- Battle of Shanhaiguan: Part of the Boxer Rebellion
| Date | 1900 |
| Location | Shanhaiguan, China |
| Result | Inconclusive |

Belligerents
- United Kingdom: Qing China Boxer movement

Commanders and leaders
- Edmund Barrow: Song Qing

Strength
- 17,000: 14,000

Casualties and losses
- Unknown: Unknown

= Battle of Shanhaiguan (1900) =

1900 battle of the Boxer Rebellion

The Battle of Shanhaiguan took place in 1900 when Qing dynasty imperial troops and the Boxers engaged in combat against British forces.

==Chinese Forces==
The permanent Chinese forces stationed at Shanhaiguan consisted of the left division under commanding officer General Song Qing. It consisted of two battalions, one under General Ma Yukun, however, both withdrew to Tianjin in June and July before the battle, which they did not participate in. In June Ma Yukun then received orders from Empress Dowager Cixi to enter Beijing, to crush the Boxer rebels along the way.

==Battle==
Part of the Great Wall, the "old dragon head", was destroyed during the battle by the British during a sea attack. In response, Chinese Boxer forces responded with a counterstrike and destroyed the railroad nearby.

===Honghuzi attacks===

Louis Livingston Seaman wrote about an incident in which the Chinese Honghuzi bandits, who were also Boxers, captured, tortured, and executed Eight-Nation Alliance Sikh soldiers at Shanhaiguan:In January, 1900, during the Boxer campaign (and the Hunghutzes were all Boxers in those days) I chanced to be on the Great Wall of China at Shan-HaiKwan, when a party of five sikhs, with two coolies and a cart, went through a gateway on a foraging expedition for wood. Shortly after one of the coolies rushed back, so frightened he could hardly articulate, and reported that a party of mounted Hung-hutzes had swooped down on the sikhs, who had carelessly neglected to take their arms, and had carried them off and stolen their ponies. The coolies had escaped by hiding in a near-by nullah.

It was " boots and saddles," and in less time than one can write it, the Royal Bengal Lancers, Beluchis, and Gourkas were swarming over the hills in a vain hunt for their comrades and the Boxers. But they were late. Several hours after, they came upon the scene of torture. All was over. There remained only the mutilated remains of their companions and the inhuman instrument that had accomplished its deadly work.
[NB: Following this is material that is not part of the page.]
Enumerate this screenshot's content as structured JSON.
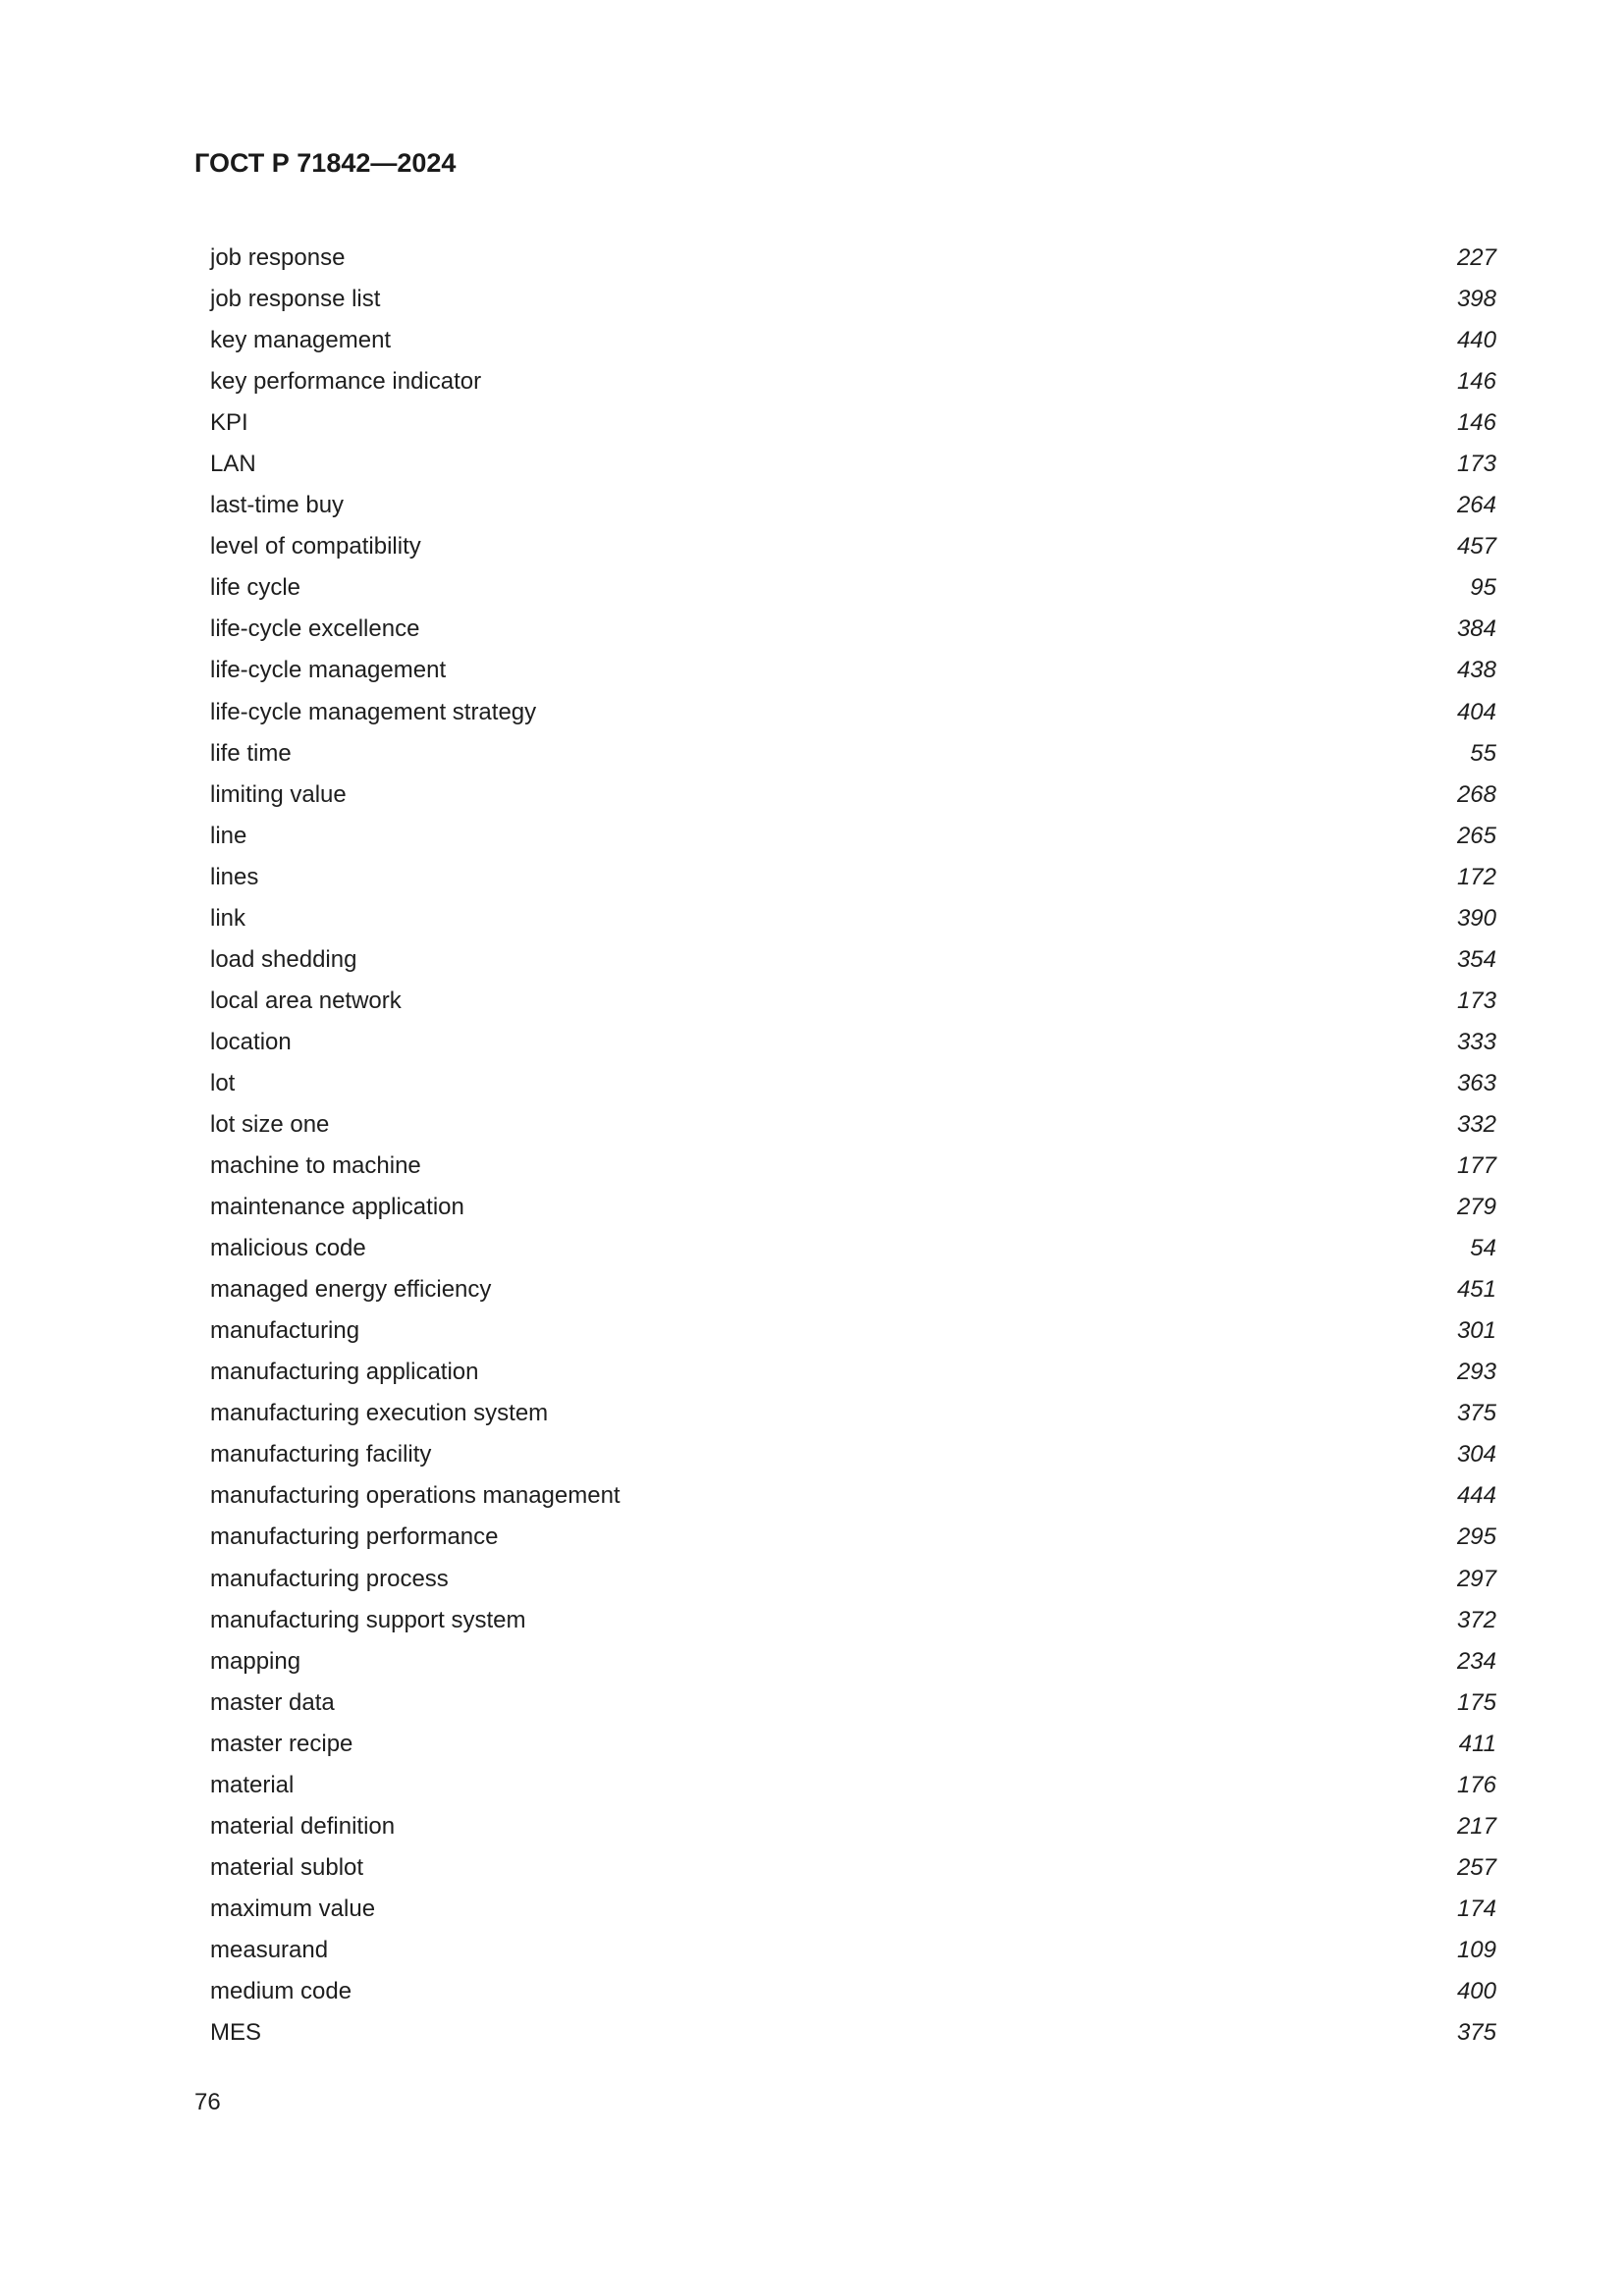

The death instrument was a sort of iron cage, about eight feet high, made of rods fastened to a small ring at the base, resembling somewhat the steel frame of an umbrella on an enlarged scale. The rods were closed round the victim much as they are round the handle of a closed umbrella, and a rudely constructed nut or screw at the top forced them tightly together. In this infernal device the unfortunate sikhs had been forced, one after another, and as the screw was tightened and the flesh of the victim protruded between the bars, these fiends had sliced it off with their swords until the end came, and it came quickly."

===Occupation===
In September, Shanhaiguan was occupied by Britain, which wanted to prevent Russia from entering the area.